- 195
- Germany
Do the following:
- Go to cockpit view & place car on a straight
- Record the screen and your controller (or wheel) simultaneously with a phone/camera. Slow-Mo mode, preferably.
- Make sure the on-screen timer (bottom left) or the lap timer is visible in the shot
- Move the controller several times quickly from left to right to left, etc. - and record it
- EDIT: I have realized that for the controller there is a built-in lag to make it smoother. Even at Sensitivity 7 there is quite a delay.
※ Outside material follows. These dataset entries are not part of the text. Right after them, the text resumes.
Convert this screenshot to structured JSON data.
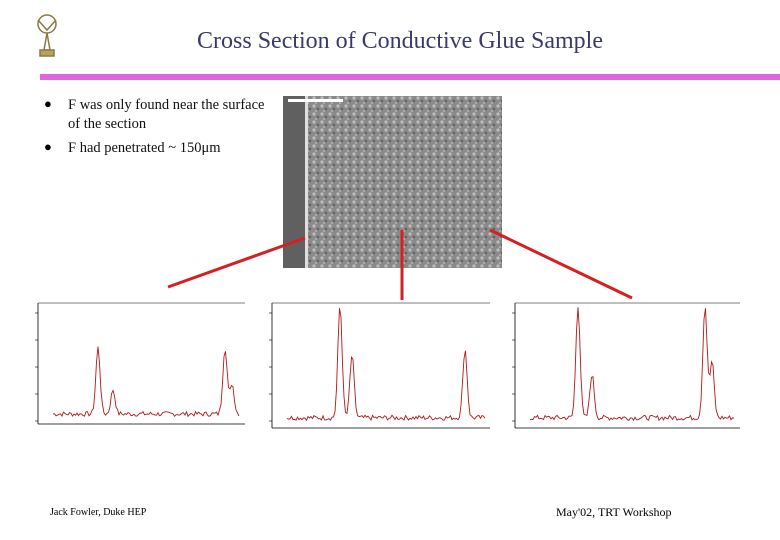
{
  "header": {
    "title": "Cross Section of Conductive Glue Sample"
  },
  "bullets": [
    "F was only found near the surface of the section",
    "F had penetrated ~ 150μm"
  ],
  "footer": {
    "author": "Jack Fowler, Duke HEP",
    "event": "May'02, TRT Workshop"
  }
}
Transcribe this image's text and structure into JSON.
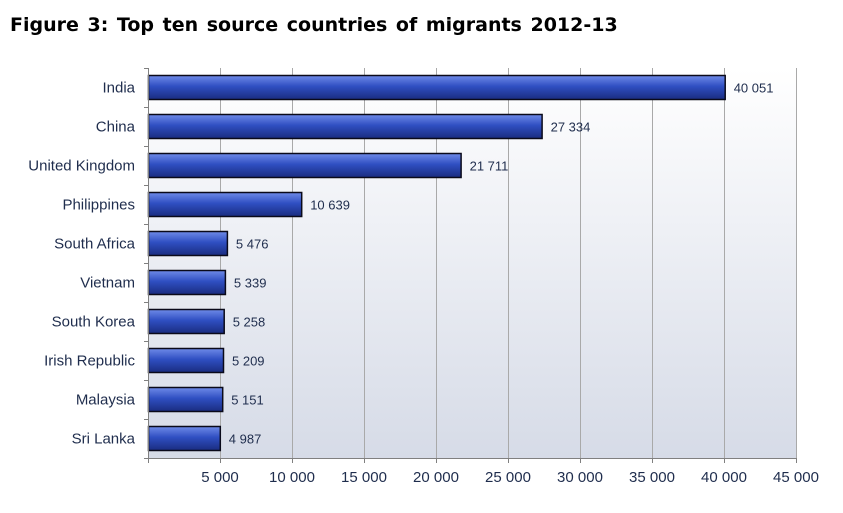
{
  "title": "Figure  3: Top ten source countries of migrants  2012-13",
  "colors": {
    "bar_light": "#6f8be8",
    "bar_mid": "#2f4fc2",
    "bar_dark": "#1a2c80",
    "bar_stroke": "#0a0a1a",
    "plot_bg_top": "#ffffff",
    "plot_bg_bottom": "#d6dbe7",
    "grid": "#a9a9a9",
    "axis": "#808080",
    "text": "#1f2d4d"
  },
  "chart_data": {
    "type": "bar",
    "orientation": "horizontal",
    "title": "Figure  3: Top ten source countries of migrants  2012-13",
    "xlabel": "",
    "ylabel": "",
    "categories": [
      "India",
      "China",
      "United Kingdom",
      "Philippines",
      "South Africa",
      "Vietnam",
      "South Korea",
      "Irish Republic",
      "Malaysia",
      "Sri Lanka"
    ],
    "values": [
      40051,
      27334,
      21711,
      10639,
      5476,
      5339,
      5258,
      5209,
      5151,
      4987
    ],
    "value_labels": [
      "40 051",
      "27 334",
      "21 711",
      "10 639",
      "5 476",
      "5 339",
      "5 258",
      "5 209",
      "5 151",
      "4 987"
    ],
    "xlim": [
      0,
      45000
    ],
    "xticks": [
      5000,
      10000,
      15000,
      20000,
      25000,
      30000,
      35000,
      40000,
      45000
    ],
    "xtick_labels": [
      "5 000",
      "10 000",
      "15 000",
      "20 000",
      "25 000",
      "30 000",
      "35 000",
      "40 000",
      "45 000"
    ],
    "grid": true,
    "legend": false
  }
}
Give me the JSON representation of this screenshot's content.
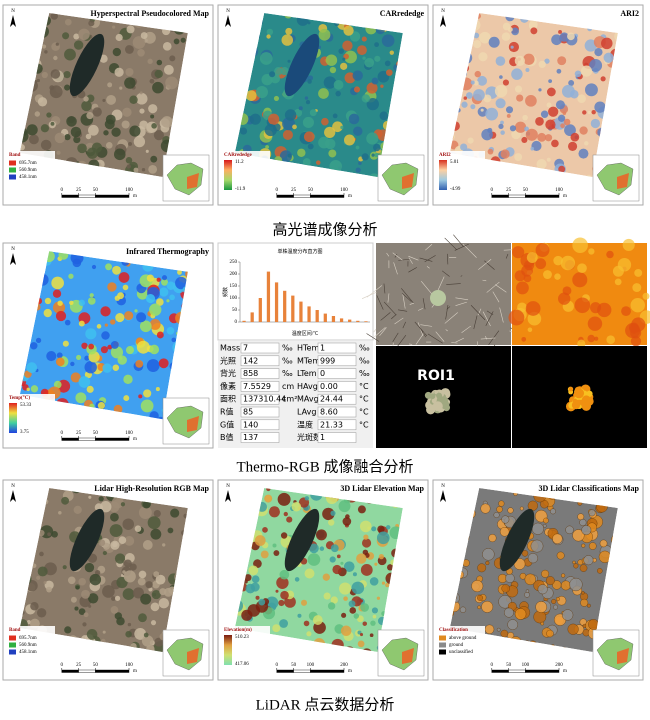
{
  "north": "N",
  "row1": {
    "panels": [
      {
        "title": "Hyperspectral Pseudocolored Map",
        "style": "rgb",
        "legend": {
          "kind": "bands",
          "title": "Band",
          "items": [
            {
              "label": "695.7nm",
              "color": "#e03020"
            },
            {
              "label": "560.9nm",
              "color": "#30b040"
            },
            {
              "label": "458.1nm",
              "color": "#2040c0"
            }
          ]
        },
        "scale": {
          "ticks": [
            0,
            25,
            50,
            100
          ],
          "unit": "m"
        }
      },
      {
        "title": "CARrededge",
        "style": "car",
        "legend": {
          "kind": "gradient",
          "title": "CARrededge",
          "max": 11.2,
          "min": -11.9,
          "colors": [
            "#d7191c",
            "#fdae61",
            "#a6d96a",
            "#1a9641"
          ]
        },
        "scale": {
          "ticks": [
            0,
            25,
            50,
            100
          ],
          "unit": "m"
        }
      },
      {
        "title": "ARI2",
        "style": "ari",
        "legend": {
          "kind": "gradient",
          "title": "ARI2",
          "max": 5.01,
          "min": -4.99,
          "colors": [
            "#d7301f",
            "#fdd0a2",
            "#9ecae1",
            "#3060b0"
          ]
        },
        "scale": {
          "ticks": [
            0,
            25,
            50,
            100
          ],
          "unit": "m"
        }
      }
    ],
    "caption": "高光谱成像分析"
  },
  "row2": {
    "panel": {
      "title": "Infrared Thermography",
      "style": "thermo",
      "legend": {
        "kind": "gradient",
        "title": "Temp(°C)",
        "max": 53.33,
        "min": 3.75,
        "colors": [
          "#e02020",
          "#f0e040",
          "#40d0a0",
          "#2040e0"
        ]
      },
      "scale": {
        "ticks": [
          0,
          25,
          50,
          100
        ],
        "unit": "m"
      }
    },
    "histogram": {
      "title": "单株温度分布直方图",
      "x_label": "温度区间/℃",
      "y_label": "频数",
      "values": [
        5,
        40,
        100,
        210,
        165,
        130,
        110,
        85,
        65,
        50,
        35,
        25,
        15,
        10,
        5,
        3
      ],
      "ylim": [
        0,
        250
      ],
      "yticks": [
        0,
        50,
        100,
        150,
        200,
        250
      ],
      "color": "#e8823a"
    },
    "table": {
      "left": [
        [
          "Mass",
          "7",
          "‰"
        ],
        [
          "光照",
          "142",
          "‰"
        ],
        [
          "背光",
          "858",
          "‰"
        ],
        [
          "像素",
          "7.5529",
          "cm"
        ],
        [
          "面积",
          "137310.44",
          "cm²"
        ],
        [
          "R值",
          "85"
        ],
        [
          "G值",
          "140"
        ],
        [
          "B值",
          "137"
        ]
      ],
      "right": [
        [
          "HTem",
          "1",
          "‰"
        ],
        [
          "MTem",
          "999",
          "‰"
        ],
        [
          "LTem",
          "0",
          "‰"
        ],
        [
          "HAvg",
          "0.00",
          "°C"
        ],
        [
          "MAvg",
          "24.44",
          "°C"
        ],
        [
          "LAvg",
          "8.60",
          "°C"
        ],
        [
          "温度",
          "21.33",
          "°C"
        ],
        [
          "光斑数",
          "1"
        ]
      ]
    },
    "roi_label": "ROI1",
    "caption": "Thermo-RGB 成像融合分析"
  },
  "row3": {
    "panels": [
      {
        "title": "Lidar High-Resolution RGB Map",
        "style": "rgb",
        "legend": {
          "kind": "bands",
          "title": "Band",
          "items": [
            {
              "label": "695.7nm",
              "color": "#e03020"
            },
            {
              "label": "560.9nm",
              "color": "#30b040"
            },
            {
              "label": "458.1nm",
              "color": "#2040c0"
            }
          ]
        },
        "scale": {
          "ticks": [
            0,
            25,
            50,
            100
          ],
          "unit": "m"
        }
      },
      {
        "title": "3D Lidar Elevation Map",
        "style": "elev",
        "legend": {
          "kind": "gradient",
          "title": "Elevation(m)",
          "max": 510.23,
          "min": 417.06,
          "colors": [
            "#7a1a10",
            "#e0a040",
            "#d0e070",
            "#80e0b0"
          ]
        },
        "scale": {
          "ticks": [
            0,
            50,
            100,
            200
          ],
          "unit": "m"
        }
      },
      {
        "title": "3D Lidar Classifications Map",
        "style": "class",
        "legend": {
          "kind": "bands",
          "title": "Classification",
          "items": [
            {
              "label": "above ground",
              "color": "#e08a20"
            },
            {
              "label": "ground",
              "color": "#8a8a8a"
            },
            {
              "label": "unclassified",
              "color": "#000000"
            }
          ]
        },
        "scale": {
          "ticks": [
            0,
            50,
            100,
            200
          ],
          "unit": "m"
        }
      }
    ],
    "caption": "LiDAR 点云数据分析"
  }
}
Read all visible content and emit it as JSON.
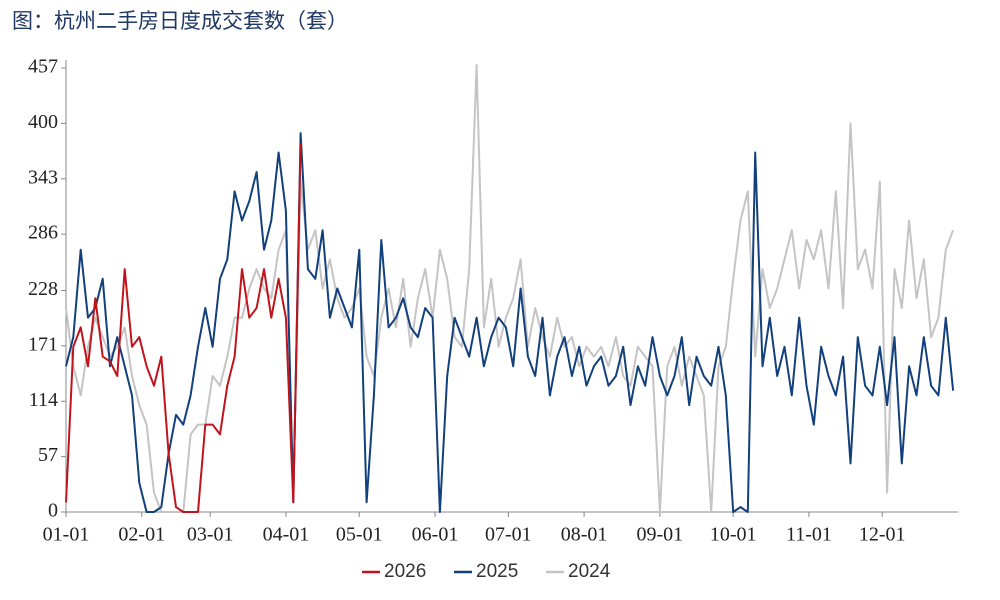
{
  "chart_data": {
    "type": "line",
    "title": "图：杭州二手房日度成交套数（套）",
    "x": [
      0,
      3,
      6,
      9,
      12,
      15,
      18,
      21,
      24,
      27,
      30,
      33,
      36,
      39,
      42,
      45,
      48,
      51,
      54,
      57,
      60,
      63,
      66,
      69,
      72,
      75,
      78,
      81,
      84,
      87,
      90,
      93,
      96,
      99,
      102,
      105,
      108,
      111,
      114,
      117,
      120,
      123,
      126,
      129,
      132,
      135,
      138,
      141,
      144,
      147,
      150,
      153,
      156,
      159,
      162,
      165,
      168,
      171,
      174,
      177,
      180,
      183,
      186,
      189,
      192,
      195,
      198,
      201,
      204,
      207,
      210,
      213,
      216,
      219,
      222,
      225,
      228,
      231,
      234,
      237,
      240,
      243,
      246,
      249,
      252,
      255,
      258,
      261,
      264,
      267,
      270,
      273,
      276,
      279,
      282,
      285,
      288,
      291,
      294,
      297,
      300,
      303,
      306,
      309,
      312,
      315,
      318,
      321,
      324,
      327,
      330,
      333,
      336,
      339,
      342,
      345,
      348,
      351,
      354,
      357,
      360,
      363
    ],
    "xlim": [
      0,
      365
    ],
    "xticks": [
      {
        "value": 0,
        "label": "01-01"
      },
      {
        "value": 31,
        "label": "02-01"
      },
      {
        "value": 59,
        "label": "03-01"
      },
      {
        "value": 90,
        "label": "04-01"
      },
      {
        "value": 120,
        "label": "05-01"
      },
      {
        "value": 151,
        "label": "06-01"
      },
      {
        "value": 181,
        "label": "07-01"
      },
      {
        "value": 212,
        "label": "08-01"
      },
      {
        "value": 243,
        "label": "09-01"
      },
      {
        "value": 273,
        "label": "10-01"
      },
      {
        "value": 304,
        "label": "11-01"
      },
      {
        "value": 334,
        "label": "12-01"
      }
    ],
    "ylim": [
      0,
      457
    ],
    "yticks": [
      0,
      57,
      114,
      171,
      228,
      286,
      343,
      400,
      457
    ],
    "legend": "bottom",
    "series": [
      {
        "name": "2026",
        "color": "#c0141c",
        "values": [
          10,
          170,
          190,
          150,
          220,
          160,
          155,
          140,
          250,
          170,
          180,
          150,
          130,
          160,
          60,
          5,
          0,
          0,
          0,
          90,
          90,
          80,
          130,
          160,
          250,
          200,
          210,
          250,
          200,
          240,
          200,
          10,
          380,
          null,
          null,
          null,
          null,
          null,
          null,
          null,
          null,
          null,
          null,
          null,
          null,
          null,
          null,
          null,
          null,
          null,
          null,
          null,
          null,
          null,
          null,
          null,
          null,
          null,
          null,
          null,
          null,
          null,
          null,
          null,
          null,
          null,
          null,
          null,
          null,
          null,
          null,
          null,
          null,
          null,
          null,
          null,
          null,
          null,
          null,
          null,
          null,
          null,
          null,
          null,
          null,
          null,
          null,
          null,
          null,
          null,
          null,
          null,
          null,
          null,
          null,
          null,
          null,
          null,
          null,
          null,
          null,
          null,
          null,
          null,
          null,
          null,
          null,
          null,
          null,
          null,
          null,
          null,
          null,
          null,
          null,
          null,
          null,
          null,
          null,
          null,
          null,
          null
        ]
      },
      {
        "name": "2025",
        "color": "#12407c",
        "values": [
          150,
          180,
          270,
          200,
          210,
          240,
          150,
          180,
          150,
          120,
          30,
          0,
          0,
          5,
          60,
          100,
          90,
          120,
          170,
          210,
          170,
          240,
          260,
          330,
          300,
          320,
          350,
          270,
          300,
          370,
          310,
          10,
          390,
          250,
          240,
          290,
          200,
          230,
          210,
          190,
          270,
          10,
          120,
          280,
          190,
          200,
          220,
          190,
          180,
          210,
          200,
          0,
          140,
          200,
          180,
          160,
          200,
          150,
          180,
          200,
          190,
          150,
          230,
          160,
          140,
          200,
          120,
          160,
          180,
          140,
          170,
          130,
          150,
          160,
          130,
          140,
          170,
          110,
          150,
          130,
          180,
          140,
          120,
          140,
          180,
          110,
          160,
          140,
          130,
          170,
          120,
          0,
          5,
          0,
          370,
          150,
          200,
          140,
          170,
          120,
          200,
          130,
          90,
          170,
          140,
          120,
          160,
          50,
          180,
          130,
          120,
          170,
          110,
          180,
          50,
          150,
          120,
          180,
          130,
          120,
          200,
          125
        ]
      },
      {
        "name": "2024",
        "color": "#c4c4c4",
        "values": [
          210,
          150,
          120,
          170,
          200,
          180,
          160,
          170,
          190,
          140,
          110,
          90,
          20,
          0,
          0,
          0,
          0,
          80,
          90,
          90,
          140,
          130,
          160,
          200,
          200,
          230,
          250,
          230,
          220,
          270,
          290,
          20,
          340,
          270,
          290,
          230,
          260,
          220,
          200,
          210,
          230,
          160,
          140,
          200,
          230,
          190,
          240,
          170,
          220,
          250,
          200,
          270,
          240,
          180,
          170,
          250,
          460,
          190,
          240,
          170,
          200,
          220,
          260,
          170,
          210,
          180,
          160,
          200,
          170,
          180,
          150,
          170,
          160,
          170,
          150,
          180,
          140,
          130,
          170,
          160,
          150,
          0,
          150,
          170,
          130,
          160,
          140,
          120,
          0,
          150,
          170,
          240,
          300,
          330,
          160,
          250,
          210,
          230,
          260,
          290,
          230,
          280,
          260,
          290,
          230,
          330,
          210,
          400,
          250,
          270,
          230,
          340,
          20,
          250,
          210,
          300,
          220,
          260,
          180,
          200,
          270,
          290
        ]
      }
    ]
  }
}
So this probably applies only to wheels
- A wheel can even oscillate on its own when rolling backwards or driving forwards at good speed.
- Look at the video and find a point where the controller stick or physical wheel is centered (or almost centered)
- Search for the point shortly after where the displayed wheel is centered (by stepping through single frames in video)
- The difference in displayed times is your total lag
- Total lag = 100-110ms ~ 6 frames
- An independent review of my 2018 Bravia TV has found 33ms = 2 frames for the TV lag - in game mode.
- The red dot steering indicator is always one frame (16ms) behind
- It is possible that the displayed wheel is also a frame behind the actual value used for the physics sim. (hopefully)
- It should be clear from the measuring "setup" that the lag of the camera or of the on-screen timer does not enter the result
- I estimated a lower lag from just looking at how the on-screen wheel reacts. It does not feel slow.